Menstrual cycle disorders called dysmenorrhea affect 64% of women who practice more than 10 hours of exercise per week. Below 5 cycles per year we speak of amenorrhea. The hypoestrogeny they cause is a contributing factor to fatigue fractures. Indeed, this hormonal disorder seems to lower the threshold of mechanical stress beyond which osteolastic activity (which destroys the ocessor cells) takes over the osteoblastic genesis (construction of new bone cells). This ovarian problem is caused by insufficient food intake in relation to energy expenditure and not by intense muscle activity.
Of the middle-distance athletes affected by this injury, 87% are women. 70% of them have disorders of menstrual cycles (54.5% amenorrhea and 15.5% dysmenorrhea).
If 20-50% of the factors predisposing to a decrease in DMO are controllable by hormonal status, diet and physical activity, the response to these stimuli remains genetically determined (these cases are characteristic of a bone deficiency fracture).
Another genetic parameter is found: black populations remain less affected by this pathology.
III – CONCLUSION
The role of muscles in the protection of the skeleton, mentioned above, corroborates the importance of a specific physical preparation. An increase in maximum strength and an improvement in technique, would allow a better economy of stroke decreasing muscle fatigue but also physiological and would spare musculo-tendino-skeletal structures.
Beyond physical preparation, nutritional, biological and psychological follow-ups are relevant. Other prevention options are to be explored, including HRV (Heart Rate Variavility) follow-up.

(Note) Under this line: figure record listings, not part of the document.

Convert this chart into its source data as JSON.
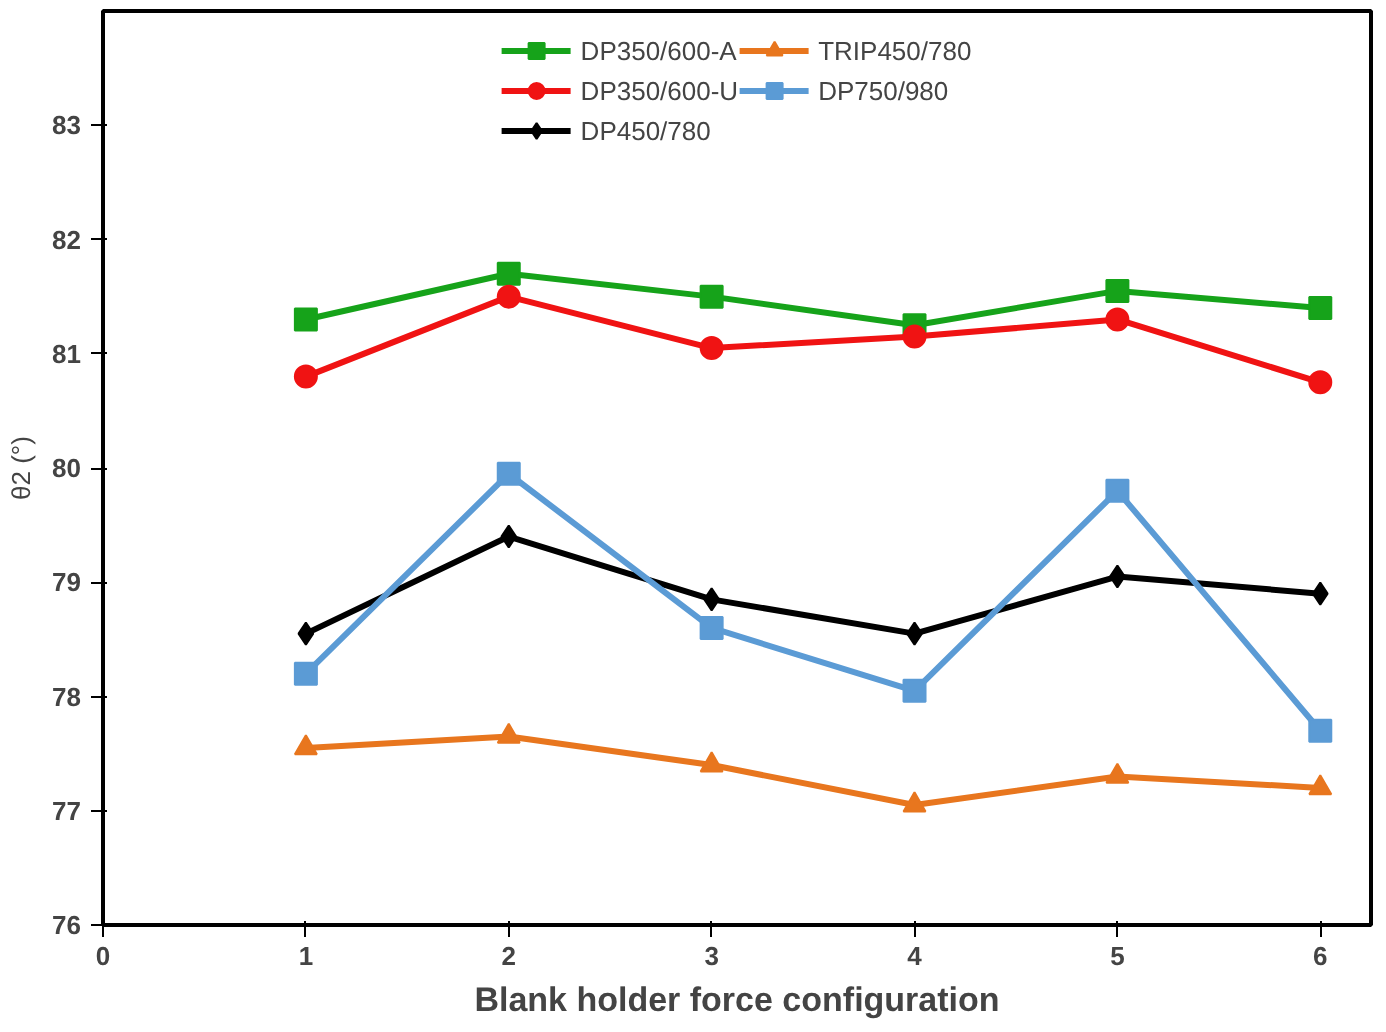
{
  "chart_data": {
    "type": "line",
    "xlabel": "Blank holder force configuration",
    "ylabel": "θ2 (°)",
    "x": [
      1,
      2,
      3,
      4,
      5,
      6
    ],
    "series": [
      {
        "name": "DP350/600-A",
        "color": "#16a31a",
        "marker": "square",
        "values": [
          81.3,
          81.7,
          81.5,
          81.25,
          81.55,
          81.4
        ]
      },
      {
        "name": "DP350/600-U",
        "color": "#f01313",
        "marker": "circle",
        "values": [
          80.8,
          81.5,
          81.05,
          81.15,
          81.3,
          80.75
        ]
      },
      {
        "name": "DP450/780",
        "color": "#000000",
        "marker": "diamond",
        "values": [
          78.55,
          79.4,
          78.85,
          78.55,
          79.05,
          78.9
        ]
      },
      {
        "name": "TRIP450/780",
        "color": "#e8761e",
        "marker": "triangle",
        "values": [
          77.55,
          77.65,
          77.4,
          77.05,
          77.3,
          77.2
        ]
      },
      {
        "name": "DP750/980",
        "color": "#5b9bd5",
        "marker": "square",
        "values": [
          78.2,
          79.95,
          78.6,
          78.05,
          79.8,
          77.7
        ]
      }
    ],
    "xlim": [
      0,
      6.25
    ],
    "xticks": [
      0,
      1,
      2,
      3,
      4,
      5,
      6
    ],
    "ylim": [
      76,
      84
    ],
    "yticks": [
      76,
      77,
      78,
      79,
      80,
      81,
      82,
      83
    ],
    "grid": false,
    "legend": "top",
    "line_style": "solid"
  }
}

Physical stress is directly related to the training load and recovery, psychological stress is dependent on the emotional and mental state. These two concepts rank among the main etiologies of stress fractures. The entourage can play an important role in preventing injuries by paying attention to the athlete’s behaviour. The latter should avoid any sudden changes in these conditions of practice and take into account certain warning factors, such as sudden amenorrhea for women. In the event of recurrence, a posturological and densitometric study of bone tissue may be relevant.